The humorous thing about this is that I am not a worshiper of Rökkatrú or Jötnatrú.  I do not fain the giants or hold allegiance to them.  I’m interested in some of their personalities, yes.  I feel they represent cultures that are earlier stages in human development, and speak to the darker, more wild side of the world.  I appreciate their contribution to the world, its creation and inevitable destruction.

To reiterate: I am NOT a follower of these entities.  But I have several friends and colleagues who are.  People that are law-abiding citizens that pay their taxes, and try to live their lives according to the honor that they have, and the wyrd that they find themselves with.

The biggest antagonism arises from the fact that I do not hold a black-and-white view of these beings.  This is a later inclusion in the lore from an admittedly Christianized man who inserted his dualistic notions.  Snorri Sturluson wasn’t some secret Pagan longing for the better days before Christianity.  He was a Christian with a fascination in his people’s mythology, but attempted to pigeonhole it into his world view.  They are individualistic, each with their own goal and biases, and are not just faceless members of the shifting morass of chaos and wanton brutality.

Never mind the fact that the Gods themselves intermixed and intermingled with the Giants.  That they married them, that they set them upon their councils, that they bred with them and crossed their bloodlines.  Never mind that they utilized them in the creation of the world, and broke treaties with them as it behooved their own desires.  To hold these beings, and to hold their modern-day followers, in the same status as oath-breakers and murderers simply for having beliefs is the worst sort of religious dogmatism.  To claim whole, unfailing, moral authority over another human based on religious preference is an aberration to traditional polytheism.  It is fanaticism and fundamentalism to call for the deaths of another human being in the name of their faith.  It is hate-speech, and it is against the law of both Gods and man.

It imparts a dogmatic rigidity on a cultural belief, for the culture that gave rise to Heathenry was always more about mythology than it was about theology.
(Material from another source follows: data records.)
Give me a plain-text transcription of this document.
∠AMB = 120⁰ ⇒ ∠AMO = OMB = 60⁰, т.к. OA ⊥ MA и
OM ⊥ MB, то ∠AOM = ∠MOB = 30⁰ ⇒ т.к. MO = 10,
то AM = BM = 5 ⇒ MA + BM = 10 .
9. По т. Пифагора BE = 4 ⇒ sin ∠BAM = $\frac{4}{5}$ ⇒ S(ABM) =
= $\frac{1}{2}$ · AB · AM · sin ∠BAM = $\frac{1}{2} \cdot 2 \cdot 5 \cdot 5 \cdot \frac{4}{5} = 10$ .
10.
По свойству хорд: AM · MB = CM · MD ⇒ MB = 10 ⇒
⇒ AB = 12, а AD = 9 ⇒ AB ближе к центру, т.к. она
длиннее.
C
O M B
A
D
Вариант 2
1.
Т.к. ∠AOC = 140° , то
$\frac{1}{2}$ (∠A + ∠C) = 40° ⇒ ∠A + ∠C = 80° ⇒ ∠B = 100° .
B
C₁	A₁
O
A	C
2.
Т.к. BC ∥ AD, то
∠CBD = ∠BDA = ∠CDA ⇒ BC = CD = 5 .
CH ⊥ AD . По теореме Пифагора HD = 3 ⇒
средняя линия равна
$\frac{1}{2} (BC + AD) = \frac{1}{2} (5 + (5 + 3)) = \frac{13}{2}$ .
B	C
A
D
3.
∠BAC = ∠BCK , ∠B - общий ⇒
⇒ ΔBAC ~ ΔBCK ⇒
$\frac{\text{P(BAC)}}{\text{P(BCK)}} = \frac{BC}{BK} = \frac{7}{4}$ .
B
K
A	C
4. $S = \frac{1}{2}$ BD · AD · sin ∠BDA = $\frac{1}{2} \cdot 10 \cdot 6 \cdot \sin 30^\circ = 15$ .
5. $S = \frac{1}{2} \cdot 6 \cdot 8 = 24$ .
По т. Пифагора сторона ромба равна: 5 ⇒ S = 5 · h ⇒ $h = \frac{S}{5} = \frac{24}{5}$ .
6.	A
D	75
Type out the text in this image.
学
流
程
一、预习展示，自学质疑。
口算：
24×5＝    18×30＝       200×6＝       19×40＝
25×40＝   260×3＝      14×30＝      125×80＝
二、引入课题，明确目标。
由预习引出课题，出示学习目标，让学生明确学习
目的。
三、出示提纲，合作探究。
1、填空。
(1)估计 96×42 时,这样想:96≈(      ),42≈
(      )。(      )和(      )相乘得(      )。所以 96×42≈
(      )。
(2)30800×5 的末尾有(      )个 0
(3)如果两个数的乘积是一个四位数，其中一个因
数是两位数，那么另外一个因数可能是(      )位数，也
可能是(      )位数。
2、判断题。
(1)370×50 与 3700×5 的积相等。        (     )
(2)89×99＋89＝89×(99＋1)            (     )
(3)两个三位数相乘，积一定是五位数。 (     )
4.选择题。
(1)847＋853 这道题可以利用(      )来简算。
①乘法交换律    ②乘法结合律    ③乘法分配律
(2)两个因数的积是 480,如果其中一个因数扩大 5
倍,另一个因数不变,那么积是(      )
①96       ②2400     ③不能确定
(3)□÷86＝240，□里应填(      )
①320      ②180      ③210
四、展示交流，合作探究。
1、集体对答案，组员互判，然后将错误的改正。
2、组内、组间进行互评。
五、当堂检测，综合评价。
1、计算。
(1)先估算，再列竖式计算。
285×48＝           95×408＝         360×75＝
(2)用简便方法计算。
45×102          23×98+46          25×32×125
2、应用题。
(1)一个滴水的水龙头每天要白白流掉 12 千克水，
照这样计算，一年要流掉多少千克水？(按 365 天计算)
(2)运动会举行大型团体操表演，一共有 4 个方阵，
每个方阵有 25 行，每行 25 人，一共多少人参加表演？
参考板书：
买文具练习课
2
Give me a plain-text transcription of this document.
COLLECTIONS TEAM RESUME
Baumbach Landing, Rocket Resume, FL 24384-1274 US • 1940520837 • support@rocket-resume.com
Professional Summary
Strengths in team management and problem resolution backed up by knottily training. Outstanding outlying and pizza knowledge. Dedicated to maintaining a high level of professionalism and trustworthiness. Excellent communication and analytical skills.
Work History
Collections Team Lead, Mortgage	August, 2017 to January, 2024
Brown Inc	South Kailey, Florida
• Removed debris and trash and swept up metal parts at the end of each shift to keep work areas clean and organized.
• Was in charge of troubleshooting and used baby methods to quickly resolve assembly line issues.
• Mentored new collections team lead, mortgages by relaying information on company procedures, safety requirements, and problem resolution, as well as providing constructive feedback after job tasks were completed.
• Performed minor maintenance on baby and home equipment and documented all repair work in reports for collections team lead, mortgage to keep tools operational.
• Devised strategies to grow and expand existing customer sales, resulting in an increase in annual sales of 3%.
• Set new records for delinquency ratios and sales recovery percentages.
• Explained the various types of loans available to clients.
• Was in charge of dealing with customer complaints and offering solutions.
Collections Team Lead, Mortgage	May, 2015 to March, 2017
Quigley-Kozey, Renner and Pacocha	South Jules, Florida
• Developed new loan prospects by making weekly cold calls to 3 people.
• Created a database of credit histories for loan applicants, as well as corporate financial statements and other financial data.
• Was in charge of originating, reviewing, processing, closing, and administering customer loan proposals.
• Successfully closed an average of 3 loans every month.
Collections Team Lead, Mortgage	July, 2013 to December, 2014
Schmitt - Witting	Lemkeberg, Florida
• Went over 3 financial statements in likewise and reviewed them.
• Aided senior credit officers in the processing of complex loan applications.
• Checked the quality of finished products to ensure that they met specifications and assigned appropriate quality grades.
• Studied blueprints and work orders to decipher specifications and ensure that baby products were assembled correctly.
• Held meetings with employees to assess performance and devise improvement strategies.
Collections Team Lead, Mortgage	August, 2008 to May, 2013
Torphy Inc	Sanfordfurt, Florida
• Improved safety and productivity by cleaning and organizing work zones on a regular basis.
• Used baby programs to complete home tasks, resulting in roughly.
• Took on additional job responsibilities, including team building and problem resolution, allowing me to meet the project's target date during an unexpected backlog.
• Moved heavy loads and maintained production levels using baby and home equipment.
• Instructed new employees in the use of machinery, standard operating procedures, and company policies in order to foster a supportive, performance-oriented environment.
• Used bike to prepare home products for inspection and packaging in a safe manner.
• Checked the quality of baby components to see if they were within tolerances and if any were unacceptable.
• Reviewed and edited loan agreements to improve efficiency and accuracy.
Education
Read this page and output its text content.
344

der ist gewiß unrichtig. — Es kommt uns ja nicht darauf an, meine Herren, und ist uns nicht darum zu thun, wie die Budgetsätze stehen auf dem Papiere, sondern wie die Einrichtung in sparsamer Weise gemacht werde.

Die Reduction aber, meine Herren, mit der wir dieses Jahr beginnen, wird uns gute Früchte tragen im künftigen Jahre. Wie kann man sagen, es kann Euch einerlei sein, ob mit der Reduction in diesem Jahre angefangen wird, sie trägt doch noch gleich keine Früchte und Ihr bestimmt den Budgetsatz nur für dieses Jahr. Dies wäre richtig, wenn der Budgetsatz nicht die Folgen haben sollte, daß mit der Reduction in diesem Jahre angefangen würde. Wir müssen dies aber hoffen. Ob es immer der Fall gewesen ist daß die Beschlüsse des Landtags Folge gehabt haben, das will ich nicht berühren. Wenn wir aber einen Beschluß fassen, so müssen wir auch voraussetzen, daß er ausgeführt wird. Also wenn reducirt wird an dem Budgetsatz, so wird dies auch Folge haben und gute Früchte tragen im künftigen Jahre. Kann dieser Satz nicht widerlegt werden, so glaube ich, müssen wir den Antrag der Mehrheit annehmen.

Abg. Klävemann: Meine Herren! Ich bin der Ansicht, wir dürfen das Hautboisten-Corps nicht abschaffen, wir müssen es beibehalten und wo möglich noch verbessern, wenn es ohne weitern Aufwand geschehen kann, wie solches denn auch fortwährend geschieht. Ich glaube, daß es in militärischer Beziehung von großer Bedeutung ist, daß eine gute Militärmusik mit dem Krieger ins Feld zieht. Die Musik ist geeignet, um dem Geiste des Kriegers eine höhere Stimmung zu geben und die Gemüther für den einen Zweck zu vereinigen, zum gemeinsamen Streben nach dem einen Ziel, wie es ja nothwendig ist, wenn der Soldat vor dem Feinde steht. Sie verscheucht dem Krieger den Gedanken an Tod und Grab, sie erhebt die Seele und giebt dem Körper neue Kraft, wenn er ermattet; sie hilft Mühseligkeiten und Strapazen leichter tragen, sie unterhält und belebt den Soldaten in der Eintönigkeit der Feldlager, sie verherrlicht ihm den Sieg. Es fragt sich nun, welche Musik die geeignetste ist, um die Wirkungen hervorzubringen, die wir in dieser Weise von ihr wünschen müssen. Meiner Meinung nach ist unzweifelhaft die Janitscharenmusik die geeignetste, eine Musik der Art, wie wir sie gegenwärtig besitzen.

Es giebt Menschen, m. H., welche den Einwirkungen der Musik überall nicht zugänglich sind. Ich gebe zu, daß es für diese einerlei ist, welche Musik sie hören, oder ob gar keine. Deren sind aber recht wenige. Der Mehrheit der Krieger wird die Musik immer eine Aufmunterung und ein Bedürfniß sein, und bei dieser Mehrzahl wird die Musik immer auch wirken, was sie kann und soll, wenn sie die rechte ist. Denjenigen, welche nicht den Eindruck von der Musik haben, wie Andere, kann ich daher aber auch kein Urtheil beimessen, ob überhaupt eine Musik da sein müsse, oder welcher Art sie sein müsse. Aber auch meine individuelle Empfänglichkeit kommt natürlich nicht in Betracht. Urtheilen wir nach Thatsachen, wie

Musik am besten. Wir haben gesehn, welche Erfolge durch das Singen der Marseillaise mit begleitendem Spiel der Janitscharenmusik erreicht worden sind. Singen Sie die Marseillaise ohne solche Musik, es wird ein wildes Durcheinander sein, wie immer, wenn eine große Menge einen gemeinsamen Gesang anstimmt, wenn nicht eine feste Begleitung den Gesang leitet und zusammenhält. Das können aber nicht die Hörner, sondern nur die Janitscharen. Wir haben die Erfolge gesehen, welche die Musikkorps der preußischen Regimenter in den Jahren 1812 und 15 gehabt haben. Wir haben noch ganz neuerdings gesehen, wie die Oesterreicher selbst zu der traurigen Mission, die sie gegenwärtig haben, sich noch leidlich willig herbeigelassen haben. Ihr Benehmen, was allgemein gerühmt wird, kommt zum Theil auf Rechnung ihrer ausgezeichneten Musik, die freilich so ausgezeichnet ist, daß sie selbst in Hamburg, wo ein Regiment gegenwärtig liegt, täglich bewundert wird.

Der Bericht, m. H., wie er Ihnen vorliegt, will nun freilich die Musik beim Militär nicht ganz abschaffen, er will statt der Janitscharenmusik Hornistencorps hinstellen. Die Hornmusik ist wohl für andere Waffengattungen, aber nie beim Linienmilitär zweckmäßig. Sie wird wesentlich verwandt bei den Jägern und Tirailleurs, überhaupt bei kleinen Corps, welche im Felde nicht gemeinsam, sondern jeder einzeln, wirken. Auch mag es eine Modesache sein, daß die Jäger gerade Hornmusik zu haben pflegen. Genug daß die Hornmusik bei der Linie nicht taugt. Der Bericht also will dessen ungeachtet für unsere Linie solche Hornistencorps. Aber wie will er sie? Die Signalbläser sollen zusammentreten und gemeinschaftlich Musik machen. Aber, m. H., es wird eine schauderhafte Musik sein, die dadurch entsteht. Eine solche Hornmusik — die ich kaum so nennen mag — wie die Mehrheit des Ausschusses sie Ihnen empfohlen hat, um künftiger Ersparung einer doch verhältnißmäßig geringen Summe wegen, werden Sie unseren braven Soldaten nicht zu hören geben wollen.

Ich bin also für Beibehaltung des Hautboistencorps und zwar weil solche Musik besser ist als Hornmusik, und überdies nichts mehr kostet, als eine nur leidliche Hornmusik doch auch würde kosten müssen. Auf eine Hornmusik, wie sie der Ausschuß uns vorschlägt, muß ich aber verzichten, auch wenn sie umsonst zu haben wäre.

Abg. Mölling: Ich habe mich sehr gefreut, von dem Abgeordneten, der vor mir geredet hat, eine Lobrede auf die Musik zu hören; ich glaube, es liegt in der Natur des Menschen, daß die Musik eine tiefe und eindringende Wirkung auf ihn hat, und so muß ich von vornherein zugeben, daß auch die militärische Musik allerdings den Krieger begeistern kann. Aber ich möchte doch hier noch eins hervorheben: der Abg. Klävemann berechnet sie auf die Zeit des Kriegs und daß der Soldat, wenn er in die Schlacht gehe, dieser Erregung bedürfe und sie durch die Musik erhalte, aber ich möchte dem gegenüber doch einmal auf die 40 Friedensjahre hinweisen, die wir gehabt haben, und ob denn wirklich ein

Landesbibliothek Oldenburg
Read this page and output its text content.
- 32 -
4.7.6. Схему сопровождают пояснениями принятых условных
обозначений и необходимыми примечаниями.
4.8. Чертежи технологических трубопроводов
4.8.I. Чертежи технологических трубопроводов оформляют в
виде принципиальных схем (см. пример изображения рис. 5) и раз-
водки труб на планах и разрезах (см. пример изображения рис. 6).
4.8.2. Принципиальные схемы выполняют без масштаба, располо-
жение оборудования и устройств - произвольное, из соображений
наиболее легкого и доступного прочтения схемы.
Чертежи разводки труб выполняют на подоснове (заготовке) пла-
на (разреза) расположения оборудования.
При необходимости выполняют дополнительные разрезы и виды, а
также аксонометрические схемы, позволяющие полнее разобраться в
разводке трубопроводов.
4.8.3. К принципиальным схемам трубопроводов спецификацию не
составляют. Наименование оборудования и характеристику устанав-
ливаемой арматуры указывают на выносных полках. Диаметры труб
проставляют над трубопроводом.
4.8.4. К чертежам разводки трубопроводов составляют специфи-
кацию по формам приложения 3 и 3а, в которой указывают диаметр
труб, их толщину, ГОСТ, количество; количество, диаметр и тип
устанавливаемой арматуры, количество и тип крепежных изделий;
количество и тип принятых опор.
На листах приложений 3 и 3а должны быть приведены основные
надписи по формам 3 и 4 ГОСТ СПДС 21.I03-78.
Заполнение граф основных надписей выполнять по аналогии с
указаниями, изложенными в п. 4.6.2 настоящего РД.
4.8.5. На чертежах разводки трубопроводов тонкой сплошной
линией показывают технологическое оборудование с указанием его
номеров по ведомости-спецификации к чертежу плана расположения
It is hubris, the worst kind of hubris, to judge the Gods, and these beings, with our petty human morals.  To think that we know better than the Gods?  That we know their desires, their emotions, and their feelings?  Truly, the arrogance of modern day humanity knows no limits.  These groups saw fit to deal with the giants peaceably, and to go to war with them as it was required.  Who are we to claim to know the true minds of the Gods themselves?  We claim to be able to judge the reasons for their actions?

Bah.

If anything, just ask yourselves: Why do you hold these people against you with such rigid hatred?  What right do you have to dictate the fundamental truths that a person may hold?  What authority does that give you?  The All-Father saw fit to bed giantess after giantess and to sire half-giant children, to hold frith and brotherhood with a fire-haired child of the giants.  Are you smarter than Odin Oneeye, who sacrificed to drink from the Well and gained the knowledge of the world?

I would rather stand outside a community that propagates the desire for the death of people that I know are good and just at heart.  I would keep my wyrd free of that filth.  I stand against the rigid orthodoxy which would enable this kind of fanaticism.  We do not know better than the Gods, no matter our arrogance.

Our words are our deeds.  Choose yours wisely, for they reflect your own honor, and the honor of your people.